İbn-i Bişkvâl, “Kitâb-üs-sılâ” ismindeki eserinde şöyle anlatıyor Babam ile mezhebimiz âlimlerinden biri dedi ki: Kâdı Ebû Ali bin Sekkere, Ebü’l-Velîd-i Bâcî hakkında diyor ki; “Onun bir benzeri âlime rastlamadım. Onun vekârının, heybetinin ve meclisinin kalabalıklığının benzerini görmedim. O, müslümanların önünde bulunan âlimlerden birisiydi.”
Kâdı Iyâd ve İbn-i Bessâm anlatıyorlar Mâlikî âlimlerinden biri şöyle nakleder: “Ebü’l-Velîd, Endülüs’e dönüp gelince, orada sapık bir i’tikâda (inanca) bağlanıp onu yaymaya çalışan İbn-i Hazm’ı buldu. Endülüs’te, onun anlatıp yaymaya çalıştığı sapık fikirlerle meşgûl olmayan kimse yok gibiydi. Orada bulunan âlimler, onunla mücâdele etmekte yetersiz kaldılar. Onun bozuk fikirlerine, birçok kimse tâbi olmuşlardı. Bozuk fikirleri Meyorka adasında bulunanlar arasında da yayıldı, İbn-i Hazm, onların reîsi durumuna geldi. Halkın birçoğu ona tâbi oldu. İbn-i Hazm, din bilgilerini kendi görüşlerine göre anlatmaya kalkışarak, doğru yoldan ayrılmış, sapık görüşleri, Endülüs’te din olarak yayılmaya başlamıştı. Bu bid’atların yayılması; ilmin azalması ve câhil kimselerin insanların başına geçmesindendi. Ebü’l-Velîd Endülüs’e geldiğinde, durum kendisine anlatıldı. Hemen onun yanına gitti. Onunla çok münâzaralarda bulundu. İbn-i Hazm ile birçok meclislerde bulunup, onun fikirlerini çürüttü, insanların ona aldanmasını önlemiş oldu.”

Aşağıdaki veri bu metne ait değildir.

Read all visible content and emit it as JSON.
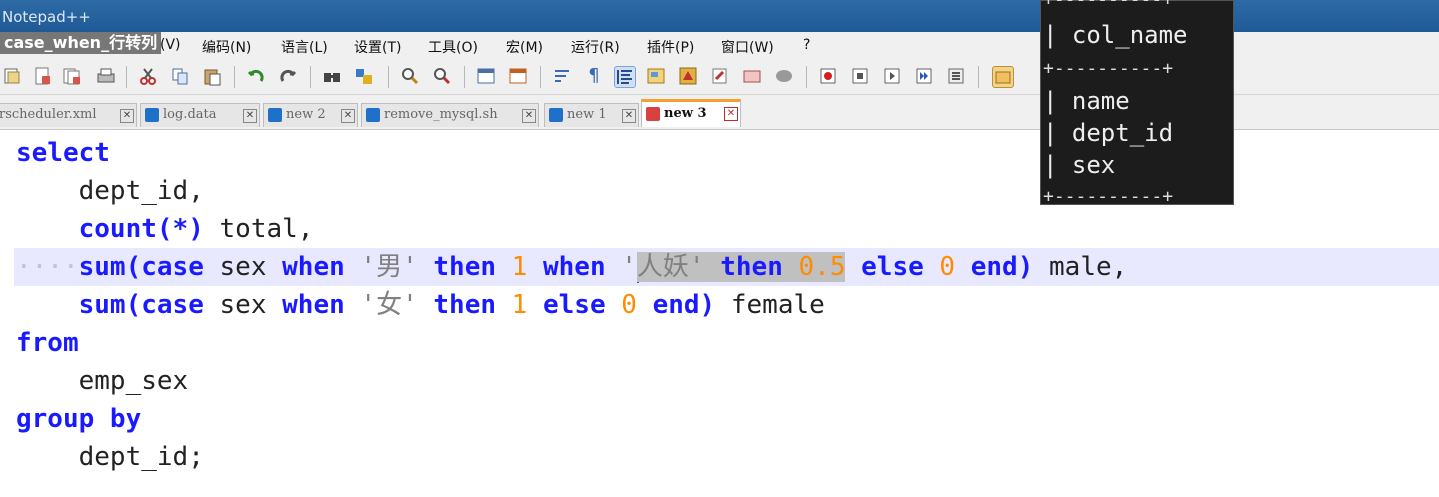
{
  "window": {
    "title": "Notepad++"
  },
  "caption": "case_when_行转列",
  "menu": {
    "items": [
      "编码(N)",
      "语言(L)",
      "设置(T)",
      "工具(O)",
      "宏(M)",
      "运行(R)",
      "插件(P)",
      "窗口(W)",
      "?"
    ],
    "partial": "(V)"
  },
  "toolbar": {
    "icons": [
      "open-icon",
      "save-icon",
      "save-all-icon",
      "print-icon",
      "cut-icon",
      "copy-icon",
      "paste-icon",
      "undo-icon",
      "redo-icon",
      "find-icon",
      "replace-icon",
      "zoom-in-icon",
      "zoom-out-icon",
      "sync-v-icon",
      "sync-h-icon",
      "wrap-icon",
      "show-all-icon",
      "indent-guide-icon",
      "doc-map-icon",
      "function-list-icon",
      "folder-icon",
      "monitor-icon",
      "record-icon",
      "stop-icon",
      "play-icon",
      "play-multi-icon",
      "save-macro-icon",
      "launch-icon"
    ]
  },
  "tabs": [
    {
      "label": "rscheduler.xml",
      "active": false,
      "color": "#1e70c8"
    },
    {
      "label": "log.data",
      "active": false,
      "color": "#1e70c8"
    },
    {
      "label": "new 2",
      "active": false,
      "color": "#1e70c8"
    },
    {
      "label": "remove_mysql.sh",
      "active": false,
      "color": "#1e70c8"
    },
    {
      "label": "new 1",
      "active": false,
      "color": "#1e70c8"
    },
    {
      "label": "new 3",
      "active": true,
      "color": "#d94040"
    }
  ],
  "code": {
    "select": "select",
    "dept_id_col": "dept_id,",
    "count_kw": "count(*)",
    "total": " total,",
    "sum1": "sum(case",
    "sex1": " sex ",
    "when1": "when",
    "str_male": "'男'",
    "then1": "then",
    "one1": "1",
    "when2": "when",
    "quote_open": "'",
    "str_yao": "人妖'",
    "then2": "then",
    "half": "0.5",
    "else1": "else",
    "zero1": "0",
    "end1": "end)",
    "male": " male,",
    "sum2": "sum(case",
    "sex2": " sex ",
    "when3": "when",
    "str_female": "'女'",
    "then3": "then",
    "one2": "1",
    "else2": "else",
    "zero2": "0",
    "end2": "end)",
    "female": " female",
    "from": "from",
    "table": "emp_sex",
    "group_by": "group by",
    "dept_id_end": "dept_id;"
  },
  "popup": {
    "border": "+----------+",
    "header": "| col_name",
    "rows": [
      "| name",
      "| dept_id",
      "| sex"
    ]
  },
  "colors": {
    "keyword": "#1a1aff",
    "number": "#ff8c00",
    "string": "#808080",
    "current_line": "#e8e8ff",
    "selection": "#c0c0c0",
    "titlebar": "#2d6aa6"
  }
}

Kâdı Ebû Bekr bin Arabî, “Kitâb-ül-Kâsım vel-Avâsım” isimli eserinde, İbn-i Hazm’ın ve ona tâbi olanların Endülüs’te ortaya çıkardıkları ve her yere yaymaya çalıştıkları bid’atları, sapıklıkları anlatırken, dinde câhil olan kimselerin ortaya çıkacağını, insanların ona tâbi olacaklarını Resûlullah (s.a.v.) efendimizin haber verdiğini ve “Allahü teâlâ, ilmi kullarının gönlünden silmek sûretiyle değil, âlimleri kaldırmak sûretiyle kabzedecektir. Nihâyet hiçbir âlim kalmayınca, halk kendilerine câhil bir takım kimseleri reîs edinirler. Bunlara (öteberi) sorulur. Onlar da ilimleri olmadıkları hâlde fetvâ verirler, hem kendileri dalalete düşer, hem de halkı dalâlete düşürürler.” buyurduğunu uzun uzun açıklamaktadır.

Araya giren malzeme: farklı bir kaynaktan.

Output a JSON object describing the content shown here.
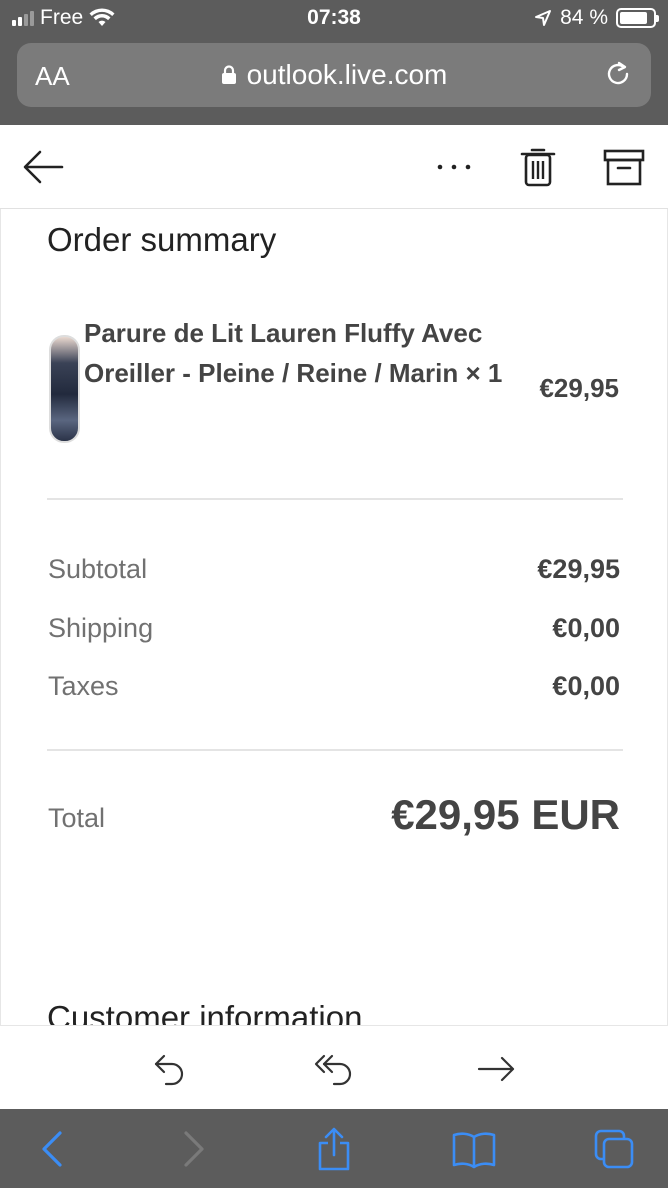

Meşhûr olan eserlerinden başlıcaları şunlardır:
1- El-İstîfâ’, 2- El-Me’ânî fî şerh-il-Muvatta’: Yirmi cildlik, benzeri bulunmayan bir eserdir. 3- El-Müntekâ fî şerh-il-Muvatta’: Bu eser “İstifâ” kitabının muhtasarıdır. Sonra “Müntekâ” kitabını, “El-İmâ’” adını verdiği eseri ile muhtasar hâle getirdi. 4- El-İmâ’ fil-fıkh: Beş cildlik bir eserdir. 5- Es-Sirâc fî amel-il-huccâc, 6-İhtilâf-ül-Muvatta’ât, 7- Mesâil-ül-hılâf: Tamamlanmamış bir eseridir. 8- El-Muktebes min ilm-i Mâlik bin Enes: Tamamlayamadığı bir eseridir. 9- El-Mühezzeb fî ihtisâr-il-müdevvene, 10- El-Cerh vet-Ta’dîl, 11- Şerh-ül-müdevvene, 12-Mes’eletü ihtilâf-iz-zevceyn fis-sadâk, 13-İhkâm-ül-Füsûl fî ahkâm-il-usûl, 14-El-Hudûd fî ahkâm-il-fıkh, 15-Tebyûn-ül-minhâc, 16-Et-Tesdîd ilâ ma’rifet-i tarik-it-tevhîd. 17- Şerh-ül-minhâc 18-Es-Sirâc fil-hılâf, 19- Sünen-üs-sâlihîn ve sünen-il-âbidîn, 20- En-Nâsıh vel-Mensûh, 21- Tefsîr-ül-Kur’ân: Tamamlanmamış bir eserdir. 22- Sebîl-ül-mühtedîn, 23- Et-Ta’dîl vet-tahric limen harece anh-ül-Buhârî, 24-Es-Sünen fir-rakâikı vez-zühd, 25- Mesh-ur-re’s hakkında iki kitabı, 26- Fark-ül-fukahâ hakkında iki kitap, 27- Gusl-ür-racüleyn hakkında iki kitabı. 28- En-Nasîha li-veledîhi, 29- Tahkîk-ül-mezheb.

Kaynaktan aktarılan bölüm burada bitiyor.